Occasionally finding those broken pieces of glass among the stones, boundaries of the past shattered by people within the garden, ones that I cannot remove. Those that have become gnarled oaks and knotted maples, space taken, but steady, adapted to the space and the area. As I stand, the grass soft beneath my feet, the sunshine of peace begins to break the clouds of doubt. The fear of being ‘too much’ receding slowly, ebbing and flowing with the breaths in the garden.
The sun’s warmth ebbs as it strains through the clouds smothering it, a chill going down my spine, as the guilt bites at my ankles like a silly puppy. The hollow gnawing sensation that sets me to work in the garden, tending to my plants, the gnarled oak and knotted maple watching stoically from the sides as the work goes on. A panicked purpose settling in my hands as the work progresses, analyzing each plant and rock, seeing all the images of choices I made both good and bad rushing back to me as though I had made them yesterday. The fear that as I make these boundaries, my garden will rise in revolt and say that I am watering it too often, that I partake in its peace too frequently. That fear of the garden betraying me, my inner sanctum rising against me in revolt, is the emotional cost of tending the garden at all.
The sun peeks out again as breath shatters panic, the hope of maintaining returning. The peace that the plants evoke, ever shifting and forever forgiving, the sturdy steadiness of the oak and the maple. And the hands find peace, lying still for a moment as the panic fades and peace returns to the space.

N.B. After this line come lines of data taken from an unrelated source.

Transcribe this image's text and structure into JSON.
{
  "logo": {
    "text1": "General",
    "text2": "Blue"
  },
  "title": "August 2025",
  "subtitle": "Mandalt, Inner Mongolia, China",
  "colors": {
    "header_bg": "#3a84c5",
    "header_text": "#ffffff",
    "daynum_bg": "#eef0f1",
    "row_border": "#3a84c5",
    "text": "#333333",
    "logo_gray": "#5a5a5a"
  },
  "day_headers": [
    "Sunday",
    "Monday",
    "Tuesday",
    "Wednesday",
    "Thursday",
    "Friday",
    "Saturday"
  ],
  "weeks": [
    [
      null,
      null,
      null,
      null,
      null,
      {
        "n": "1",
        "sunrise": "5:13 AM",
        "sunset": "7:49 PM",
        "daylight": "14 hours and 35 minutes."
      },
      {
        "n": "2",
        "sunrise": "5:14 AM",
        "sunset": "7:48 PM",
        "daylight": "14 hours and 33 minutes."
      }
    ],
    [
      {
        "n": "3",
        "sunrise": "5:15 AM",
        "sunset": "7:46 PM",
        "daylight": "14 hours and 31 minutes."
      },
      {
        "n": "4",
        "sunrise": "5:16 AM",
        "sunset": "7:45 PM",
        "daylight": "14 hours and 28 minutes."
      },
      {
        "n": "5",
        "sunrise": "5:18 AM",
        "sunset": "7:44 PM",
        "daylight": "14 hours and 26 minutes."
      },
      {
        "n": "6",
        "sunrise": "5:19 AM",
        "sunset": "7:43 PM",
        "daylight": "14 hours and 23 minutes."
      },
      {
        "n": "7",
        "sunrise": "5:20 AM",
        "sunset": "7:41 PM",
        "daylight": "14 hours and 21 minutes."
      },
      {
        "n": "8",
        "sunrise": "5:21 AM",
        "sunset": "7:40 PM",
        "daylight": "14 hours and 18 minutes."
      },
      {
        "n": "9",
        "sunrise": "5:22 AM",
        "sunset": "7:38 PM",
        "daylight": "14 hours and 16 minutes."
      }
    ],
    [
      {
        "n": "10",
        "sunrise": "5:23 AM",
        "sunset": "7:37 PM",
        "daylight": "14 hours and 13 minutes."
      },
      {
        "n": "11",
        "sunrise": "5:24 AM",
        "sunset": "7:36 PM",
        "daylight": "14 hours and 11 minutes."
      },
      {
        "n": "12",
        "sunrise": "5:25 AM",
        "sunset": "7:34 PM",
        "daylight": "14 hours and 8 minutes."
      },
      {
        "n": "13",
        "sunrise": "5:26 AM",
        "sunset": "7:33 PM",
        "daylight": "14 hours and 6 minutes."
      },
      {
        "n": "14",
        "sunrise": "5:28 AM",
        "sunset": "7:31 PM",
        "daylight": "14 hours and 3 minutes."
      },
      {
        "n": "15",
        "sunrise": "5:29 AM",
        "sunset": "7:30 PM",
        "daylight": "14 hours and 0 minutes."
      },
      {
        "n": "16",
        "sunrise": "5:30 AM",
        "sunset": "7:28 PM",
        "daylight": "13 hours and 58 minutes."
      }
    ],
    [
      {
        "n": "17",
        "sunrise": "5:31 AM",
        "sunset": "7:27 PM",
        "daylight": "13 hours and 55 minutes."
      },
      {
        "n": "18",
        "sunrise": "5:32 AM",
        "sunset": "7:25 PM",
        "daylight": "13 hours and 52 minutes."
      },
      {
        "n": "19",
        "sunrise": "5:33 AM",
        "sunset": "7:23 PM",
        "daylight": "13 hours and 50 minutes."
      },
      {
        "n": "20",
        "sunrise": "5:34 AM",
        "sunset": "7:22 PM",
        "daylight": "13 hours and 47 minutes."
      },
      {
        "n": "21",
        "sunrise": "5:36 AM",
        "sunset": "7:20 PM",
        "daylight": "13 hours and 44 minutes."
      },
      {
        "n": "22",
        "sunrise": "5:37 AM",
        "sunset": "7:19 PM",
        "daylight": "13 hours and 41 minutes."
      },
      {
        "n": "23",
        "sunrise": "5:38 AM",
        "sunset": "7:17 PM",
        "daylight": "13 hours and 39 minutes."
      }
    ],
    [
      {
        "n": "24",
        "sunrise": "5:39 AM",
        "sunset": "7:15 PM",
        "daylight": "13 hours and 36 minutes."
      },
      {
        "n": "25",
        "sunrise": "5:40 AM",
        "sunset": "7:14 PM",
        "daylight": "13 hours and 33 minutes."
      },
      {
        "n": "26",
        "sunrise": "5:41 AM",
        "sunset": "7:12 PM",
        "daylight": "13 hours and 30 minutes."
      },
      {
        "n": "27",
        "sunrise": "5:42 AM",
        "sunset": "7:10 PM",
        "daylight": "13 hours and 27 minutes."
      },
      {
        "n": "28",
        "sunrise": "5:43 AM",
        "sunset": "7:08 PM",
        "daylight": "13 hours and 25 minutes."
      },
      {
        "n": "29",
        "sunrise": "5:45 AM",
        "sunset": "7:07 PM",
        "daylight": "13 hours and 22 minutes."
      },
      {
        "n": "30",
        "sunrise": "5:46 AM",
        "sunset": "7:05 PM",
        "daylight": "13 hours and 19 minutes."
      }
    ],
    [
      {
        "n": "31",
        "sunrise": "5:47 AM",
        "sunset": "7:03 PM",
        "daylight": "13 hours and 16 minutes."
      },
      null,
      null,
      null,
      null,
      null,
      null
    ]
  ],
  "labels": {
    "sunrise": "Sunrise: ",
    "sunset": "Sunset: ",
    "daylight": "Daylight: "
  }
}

A thing learned over time, from my mom and dad, my oak and my maple, is the recognition that the garden is yours to tend, and the tending of it is an act of love. It seems to be bursting from me at the seams and yet I find only failing ways to express that love, the gnawing worry that I don’t express it enough, that plants may lie ignored and trampled around the garden. The effort it takes, to give myself the space to return to those without guilt, to check in and see if there is something to be done to save the relationship. Though some may wither and die, others will flourish and bloom, in unexpected and exciting ways that change the garden as a whole. The work, emotional and otherwise, loads the garden apron with even more tools and yet with confidence I can move freely in the space of the inner sanctum. Unlearning the omens that I see written across the mulch and dirt. That the garden will rise up. Understanding that this is a learned fear, not writing in the sky of things to come. Yet another rock unearthed from the garden. The peace and respite I give myself as I sit on the iron chair looking out, breathing softly, water refreshing me.
A sigh, I slap my knees, and stand. The sun shines once more on the garden, the guilt asleep within the plants and bushes. I will keep tending.